Tracks

[Gareth56]

AmI correct in thinking that both balls reach the ends of the tracks at the same time due to them having the same initial PE? The intervening route doesn't matter.

 

[CaptainPanic]

At the end-point, they will have the same kinetic energy (assuming zero friction). But they will not arrive at the same time. That's easily visualized by this:

 

If your statement were true, then the balls at A, B and C would all arrive at the same time. But I don't think C is going anywhere soon.

 

The acceleration is different for the different tracks.

[Gareth56]

I'm not sure I follow the acceleration argument. I thought the last "uphill" part of the track in B would have cancelled out the "downhill" part behind it. Also I'm not too sure what track C is supposed to signify.

[insane_alien]

yes, the uphil part returns it to its origional velocity but while it was in the dip it was moving faster than the ball on track A.

 

track C signifies a ball that will not move very fast if at all until it gets the dip at the end. it could take hours for the ball to complete the track while A and B would likely finish in seconds.

[CaptainPanic]

Things similar in tracks A, B and C:

 

All 3 balls will start with velocity = 0 m/s

All 3 balls have equal potential energy

All 3 balls will arrive at the end (right side) with equal velocity, and therefore equal kinetic energy.

 

Things different:

The acceleration is different: balls A and B will start the same (while ball C doesn't move much at all). At the 2nd slope on track B, ball B will accelerate even more. Ball B will leave ball A behind.
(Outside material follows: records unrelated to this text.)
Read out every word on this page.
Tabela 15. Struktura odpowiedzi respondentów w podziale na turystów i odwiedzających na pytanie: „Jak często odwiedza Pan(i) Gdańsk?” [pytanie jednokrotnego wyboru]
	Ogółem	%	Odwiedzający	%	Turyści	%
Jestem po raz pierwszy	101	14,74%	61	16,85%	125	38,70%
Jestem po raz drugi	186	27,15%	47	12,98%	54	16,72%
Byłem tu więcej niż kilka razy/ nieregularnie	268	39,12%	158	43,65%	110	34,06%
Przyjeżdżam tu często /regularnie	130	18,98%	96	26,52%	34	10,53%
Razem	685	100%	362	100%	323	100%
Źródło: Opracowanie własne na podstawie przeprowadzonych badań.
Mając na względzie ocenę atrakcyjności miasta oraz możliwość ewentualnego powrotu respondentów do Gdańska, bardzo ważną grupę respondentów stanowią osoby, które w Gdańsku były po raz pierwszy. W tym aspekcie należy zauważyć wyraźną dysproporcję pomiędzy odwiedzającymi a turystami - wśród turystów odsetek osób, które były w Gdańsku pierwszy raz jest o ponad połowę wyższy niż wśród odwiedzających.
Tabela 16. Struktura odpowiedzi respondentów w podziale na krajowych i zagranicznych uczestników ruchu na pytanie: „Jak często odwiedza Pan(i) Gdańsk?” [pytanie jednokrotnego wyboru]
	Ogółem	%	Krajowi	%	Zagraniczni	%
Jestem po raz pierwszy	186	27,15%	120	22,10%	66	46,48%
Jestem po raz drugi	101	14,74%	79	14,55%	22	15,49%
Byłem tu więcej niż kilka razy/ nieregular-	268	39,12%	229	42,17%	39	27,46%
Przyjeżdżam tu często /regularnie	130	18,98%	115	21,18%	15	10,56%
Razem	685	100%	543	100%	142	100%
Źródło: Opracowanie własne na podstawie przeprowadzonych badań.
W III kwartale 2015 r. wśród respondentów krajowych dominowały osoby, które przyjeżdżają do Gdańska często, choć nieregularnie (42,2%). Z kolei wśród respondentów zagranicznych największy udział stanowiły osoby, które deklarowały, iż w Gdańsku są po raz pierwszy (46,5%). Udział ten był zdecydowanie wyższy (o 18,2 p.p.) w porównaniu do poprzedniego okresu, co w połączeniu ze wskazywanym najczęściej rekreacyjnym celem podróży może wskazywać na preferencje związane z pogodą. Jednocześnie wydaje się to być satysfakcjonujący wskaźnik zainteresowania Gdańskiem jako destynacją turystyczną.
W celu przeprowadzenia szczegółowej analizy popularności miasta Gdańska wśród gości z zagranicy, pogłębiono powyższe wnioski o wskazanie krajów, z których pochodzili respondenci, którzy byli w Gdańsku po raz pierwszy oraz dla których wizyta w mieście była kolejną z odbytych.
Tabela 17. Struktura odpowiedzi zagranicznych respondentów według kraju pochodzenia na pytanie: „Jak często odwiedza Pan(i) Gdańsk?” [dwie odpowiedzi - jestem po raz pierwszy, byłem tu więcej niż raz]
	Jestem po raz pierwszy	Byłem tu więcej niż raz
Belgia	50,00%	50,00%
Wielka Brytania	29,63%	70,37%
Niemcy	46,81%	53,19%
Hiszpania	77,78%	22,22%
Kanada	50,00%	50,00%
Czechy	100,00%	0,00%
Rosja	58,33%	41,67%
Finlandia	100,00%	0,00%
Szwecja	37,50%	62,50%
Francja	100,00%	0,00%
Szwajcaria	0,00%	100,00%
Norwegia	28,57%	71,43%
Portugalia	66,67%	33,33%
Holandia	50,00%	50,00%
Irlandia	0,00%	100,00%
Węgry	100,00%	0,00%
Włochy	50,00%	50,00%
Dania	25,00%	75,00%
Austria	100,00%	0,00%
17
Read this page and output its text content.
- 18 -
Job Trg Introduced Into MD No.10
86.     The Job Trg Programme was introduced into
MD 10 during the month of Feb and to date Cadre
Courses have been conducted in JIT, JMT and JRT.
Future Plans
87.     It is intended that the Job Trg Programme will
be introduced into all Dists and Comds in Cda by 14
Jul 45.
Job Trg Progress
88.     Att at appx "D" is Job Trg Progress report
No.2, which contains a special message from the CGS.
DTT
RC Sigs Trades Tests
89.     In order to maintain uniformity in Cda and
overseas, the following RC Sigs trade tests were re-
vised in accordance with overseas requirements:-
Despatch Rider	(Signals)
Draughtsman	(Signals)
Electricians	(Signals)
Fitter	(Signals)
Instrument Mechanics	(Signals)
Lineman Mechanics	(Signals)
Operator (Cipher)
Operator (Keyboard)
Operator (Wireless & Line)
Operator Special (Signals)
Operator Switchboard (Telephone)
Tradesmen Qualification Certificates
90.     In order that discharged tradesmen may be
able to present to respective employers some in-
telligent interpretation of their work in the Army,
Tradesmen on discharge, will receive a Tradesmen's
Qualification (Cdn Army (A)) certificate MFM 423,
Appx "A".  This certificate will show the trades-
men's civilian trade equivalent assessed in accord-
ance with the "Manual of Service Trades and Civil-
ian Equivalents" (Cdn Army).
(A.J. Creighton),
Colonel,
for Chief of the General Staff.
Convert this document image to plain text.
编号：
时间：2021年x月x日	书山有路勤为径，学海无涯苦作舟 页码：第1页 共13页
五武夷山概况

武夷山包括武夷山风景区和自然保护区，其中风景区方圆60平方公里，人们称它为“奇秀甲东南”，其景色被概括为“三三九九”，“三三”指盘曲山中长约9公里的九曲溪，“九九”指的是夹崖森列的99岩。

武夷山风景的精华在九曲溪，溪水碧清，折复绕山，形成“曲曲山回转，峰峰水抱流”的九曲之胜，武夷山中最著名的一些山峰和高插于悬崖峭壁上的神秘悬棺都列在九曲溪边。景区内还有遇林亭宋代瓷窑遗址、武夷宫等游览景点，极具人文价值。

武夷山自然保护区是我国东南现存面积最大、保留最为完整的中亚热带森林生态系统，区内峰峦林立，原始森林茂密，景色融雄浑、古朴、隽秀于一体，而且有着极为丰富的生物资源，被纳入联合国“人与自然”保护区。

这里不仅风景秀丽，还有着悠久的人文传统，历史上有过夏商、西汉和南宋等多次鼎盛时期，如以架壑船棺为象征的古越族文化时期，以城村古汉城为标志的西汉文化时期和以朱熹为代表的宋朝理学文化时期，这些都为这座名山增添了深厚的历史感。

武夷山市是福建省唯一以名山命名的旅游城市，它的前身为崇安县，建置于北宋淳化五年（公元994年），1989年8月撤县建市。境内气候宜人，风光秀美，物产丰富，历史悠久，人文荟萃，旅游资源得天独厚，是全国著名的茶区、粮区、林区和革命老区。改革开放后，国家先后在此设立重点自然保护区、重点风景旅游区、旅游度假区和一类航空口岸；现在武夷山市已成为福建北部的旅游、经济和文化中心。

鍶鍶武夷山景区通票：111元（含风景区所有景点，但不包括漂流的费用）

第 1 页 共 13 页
When ball B reaches the "up" slope (on the other end), it's well ahead of ball A. the "up" slope might slow ball B down, but only to a velocity equal to ball A. Therefore, ball A cannot catch up.

Meanwhile on track C, ball C is still having a siesta.

[D H]

AmI correct in thinking that both balls reach the ends of the tracks at the same time due to them having the same initial PE? The intervening route doesn't matter.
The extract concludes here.